Sprawa Falenty. Brejza grozi impeachmentem "całej PiS-owskiej władzy"
Marek Falenta, biznesmen skazany w aferze taśmowej na dwa i pół roku więzienia, napisał list do prezydenta Dudy z prośbą o ułaskawienie. Biznesmen grozi, że jeżeli prezydent nie przychyli się do jego wniosku, to on ujawni nazwiska osób, które za nim stały. "Nie zamierzam umierać w samotności. Ujawnię zleceniodawców i wszystkie szczegóły" – miał napisać Falenta do Andrzeja Dudy.

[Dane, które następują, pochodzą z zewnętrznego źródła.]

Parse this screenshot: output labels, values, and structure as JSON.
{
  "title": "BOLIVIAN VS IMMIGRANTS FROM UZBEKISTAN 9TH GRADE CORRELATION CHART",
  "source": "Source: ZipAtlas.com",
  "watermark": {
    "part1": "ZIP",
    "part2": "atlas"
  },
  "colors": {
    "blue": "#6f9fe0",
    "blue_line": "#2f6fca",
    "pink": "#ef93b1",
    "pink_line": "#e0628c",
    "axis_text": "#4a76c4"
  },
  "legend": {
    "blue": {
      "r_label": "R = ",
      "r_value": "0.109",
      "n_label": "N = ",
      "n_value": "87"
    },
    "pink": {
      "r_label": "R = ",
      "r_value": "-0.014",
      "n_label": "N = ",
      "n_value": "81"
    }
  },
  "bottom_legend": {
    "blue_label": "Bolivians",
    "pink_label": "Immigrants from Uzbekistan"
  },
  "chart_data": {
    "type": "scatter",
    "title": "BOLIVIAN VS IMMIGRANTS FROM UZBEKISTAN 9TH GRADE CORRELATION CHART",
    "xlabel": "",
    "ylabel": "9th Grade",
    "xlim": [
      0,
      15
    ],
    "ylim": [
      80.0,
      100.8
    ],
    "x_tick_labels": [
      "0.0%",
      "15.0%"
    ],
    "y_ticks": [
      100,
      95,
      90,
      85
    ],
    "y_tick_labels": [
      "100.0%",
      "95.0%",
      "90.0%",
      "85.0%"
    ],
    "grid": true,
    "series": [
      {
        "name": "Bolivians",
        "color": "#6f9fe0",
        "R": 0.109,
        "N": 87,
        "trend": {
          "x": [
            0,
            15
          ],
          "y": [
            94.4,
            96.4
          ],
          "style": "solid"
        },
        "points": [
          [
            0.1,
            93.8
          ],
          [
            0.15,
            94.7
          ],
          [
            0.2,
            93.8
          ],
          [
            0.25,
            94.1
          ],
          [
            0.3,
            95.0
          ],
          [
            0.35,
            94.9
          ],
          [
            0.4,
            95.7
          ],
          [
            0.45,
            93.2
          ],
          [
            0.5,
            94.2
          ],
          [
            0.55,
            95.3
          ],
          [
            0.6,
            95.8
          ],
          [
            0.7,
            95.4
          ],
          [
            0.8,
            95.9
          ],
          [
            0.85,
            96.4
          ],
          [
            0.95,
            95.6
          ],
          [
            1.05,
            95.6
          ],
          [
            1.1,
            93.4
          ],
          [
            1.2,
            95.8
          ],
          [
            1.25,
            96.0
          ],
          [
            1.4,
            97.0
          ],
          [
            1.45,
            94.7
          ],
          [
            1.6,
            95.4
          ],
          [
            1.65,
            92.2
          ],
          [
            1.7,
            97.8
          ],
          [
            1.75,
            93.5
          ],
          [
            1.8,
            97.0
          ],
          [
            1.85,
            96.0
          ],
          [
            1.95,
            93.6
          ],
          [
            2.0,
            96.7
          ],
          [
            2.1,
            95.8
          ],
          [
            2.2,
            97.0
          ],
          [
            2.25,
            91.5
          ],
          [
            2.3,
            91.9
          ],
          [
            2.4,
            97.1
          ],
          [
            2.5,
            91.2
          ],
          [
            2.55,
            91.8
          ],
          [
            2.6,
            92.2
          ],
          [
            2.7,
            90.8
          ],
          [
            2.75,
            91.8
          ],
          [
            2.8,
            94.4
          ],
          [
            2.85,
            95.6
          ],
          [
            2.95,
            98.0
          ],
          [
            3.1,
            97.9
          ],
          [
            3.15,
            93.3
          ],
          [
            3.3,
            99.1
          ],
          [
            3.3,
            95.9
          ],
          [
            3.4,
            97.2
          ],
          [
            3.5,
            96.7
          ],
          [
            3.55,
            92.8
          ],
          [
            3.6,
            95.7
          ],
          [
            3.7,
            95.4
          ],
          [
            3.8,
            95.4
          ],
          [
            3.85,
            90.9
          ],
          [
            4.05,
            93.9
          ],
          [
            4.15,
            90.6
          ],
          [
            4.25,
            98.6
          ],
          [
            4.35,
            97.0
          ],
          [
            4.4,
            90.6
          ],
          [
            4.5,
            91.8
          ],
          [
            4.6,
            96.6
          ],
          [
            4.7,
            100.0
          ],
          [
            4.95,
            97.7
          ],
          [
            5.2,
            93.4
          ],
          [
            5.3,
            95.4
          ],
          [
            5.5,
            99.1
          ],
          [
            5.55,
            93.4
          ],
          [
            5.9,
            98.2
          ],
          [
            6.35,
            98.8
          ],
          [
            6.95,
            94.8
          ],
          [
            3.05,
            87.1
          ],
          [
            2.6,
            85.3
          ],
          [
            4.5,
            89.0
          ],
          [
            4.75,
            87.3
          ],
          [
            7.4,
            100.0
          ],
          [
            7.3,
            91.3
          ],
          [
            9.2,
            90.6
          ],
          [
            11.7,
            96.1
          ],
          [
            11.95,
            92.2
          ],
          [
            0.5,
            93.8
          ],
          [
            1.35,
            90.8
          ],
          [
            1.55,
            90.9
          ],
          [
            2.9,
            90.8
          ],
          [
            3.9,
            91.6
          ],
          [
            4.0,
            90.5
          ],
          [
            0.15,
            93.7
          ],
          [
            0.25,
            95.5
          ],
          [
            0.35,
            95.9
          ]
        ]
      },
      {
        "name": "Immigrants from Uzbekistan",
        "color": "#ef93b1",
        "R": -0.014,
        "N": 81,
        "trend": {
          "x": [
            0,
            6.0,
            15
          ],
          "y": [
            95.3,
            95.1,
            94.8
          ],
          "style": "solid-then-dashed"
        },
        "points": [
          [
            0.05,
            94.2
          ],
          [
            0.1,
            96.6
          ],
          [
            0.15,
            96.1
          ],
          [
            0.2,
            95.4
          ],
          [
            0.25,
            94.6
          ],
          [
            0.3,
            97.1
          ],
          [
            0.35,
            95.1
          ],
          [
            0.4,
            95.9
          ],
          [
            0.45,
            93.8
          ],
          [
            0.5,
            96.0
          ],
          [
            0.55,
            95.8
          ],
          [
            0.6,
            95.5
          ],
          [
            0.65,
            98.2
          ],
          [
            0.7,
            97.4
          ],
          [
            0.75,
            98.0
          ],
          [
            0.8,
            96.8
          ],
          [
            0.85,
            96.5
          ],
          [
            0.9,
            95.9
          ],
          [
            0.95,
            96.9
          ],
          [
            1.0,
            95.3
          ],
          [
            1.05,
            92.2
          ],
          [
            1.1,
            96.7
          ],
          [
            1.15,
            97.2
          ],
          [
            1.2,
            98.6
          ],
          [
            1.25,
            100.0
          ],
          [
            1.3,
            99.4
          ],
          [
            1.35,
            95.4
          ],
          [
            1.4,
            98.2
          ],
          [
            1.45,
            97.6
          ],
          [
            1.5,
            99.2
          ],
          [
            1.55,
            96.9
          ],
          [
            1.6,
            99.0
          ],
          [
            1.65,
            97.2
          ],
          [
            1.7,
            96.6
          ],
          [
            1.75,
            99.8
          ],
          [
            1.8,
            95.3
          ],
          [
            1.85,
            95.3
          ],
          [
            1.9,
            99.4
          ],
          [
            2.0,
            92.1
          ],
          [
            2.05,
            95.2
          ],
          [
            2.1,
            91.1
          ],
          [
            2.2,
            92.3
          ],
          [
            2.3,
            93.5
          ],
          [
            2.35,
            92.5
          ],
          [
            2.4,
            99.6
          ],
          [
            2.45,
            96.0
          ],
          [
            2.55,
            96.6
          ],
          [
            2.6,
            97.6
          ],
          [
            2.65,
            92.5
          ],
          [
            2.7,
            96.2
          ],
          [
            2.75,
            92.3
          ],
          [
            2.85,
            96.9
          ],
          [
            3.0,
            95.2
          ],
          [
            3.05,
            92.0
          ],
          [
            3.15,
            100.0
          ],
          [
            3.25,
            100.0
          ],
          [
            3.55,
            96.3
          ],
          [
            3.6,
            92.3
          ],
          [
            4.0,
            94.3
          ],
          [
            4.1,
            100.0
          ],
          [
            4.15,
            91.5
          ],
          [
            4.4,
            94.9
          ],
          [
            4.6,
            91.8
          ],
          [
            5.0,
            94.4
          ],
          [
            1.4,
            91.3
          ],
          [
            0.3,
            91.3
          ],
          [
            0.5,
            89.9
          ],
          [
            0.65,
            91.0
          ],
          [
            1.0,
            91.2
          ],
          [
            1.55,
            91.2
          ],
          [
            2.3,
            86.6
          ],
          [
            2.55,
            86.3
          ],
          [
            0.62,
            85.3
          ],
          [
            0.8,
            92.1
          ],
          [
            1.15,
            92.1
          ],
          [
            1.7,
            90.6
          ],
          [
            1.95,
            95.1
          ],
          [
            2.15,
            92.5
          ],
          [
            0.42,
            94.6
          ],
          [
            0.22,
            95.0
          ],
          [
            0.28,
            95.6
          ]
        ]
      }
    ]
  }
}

Wyjaśnień w tej sprawie domaga się Tomasz Siemoniak. – Każdy dzień przynosi nowe informacje, które rzucają nowe światło na tę sprawę. Nie widać jakiejś woli czy chęci rządu czy prokuratora generalnego do objaśnienia opinii publicznej tej sprawy – mówił polityk podczas dzisiejszej konferencji prasowej.
O wiele ostrzej wypowiedział się Krzysztof Brejza, który grodzi impeachmentem, a sprawę listu Falenty porównał do afery Watergate.
– Mieliśmy w historii państw demokratycznych do czynienia z sytuacją nielegalnego nagrywania oponentów politycznych, która doprowadziła do impeachmentu. To była afera Watergate, która doprowadziła do impeachmentu Nixona. W tej sytuacji powinno dojść do impeachmentu całej tej PiS-owskiej władzy, która – co wysoce prawdopodobne – mogła stać za zorganizowaniem tego procederu. Fakty, na które wskazuje pan Falenta, są druzgocące – przekonywał Brejza.
Siemoniak przekonywał, że całą sprawą powinna zająć się komisja śledcza.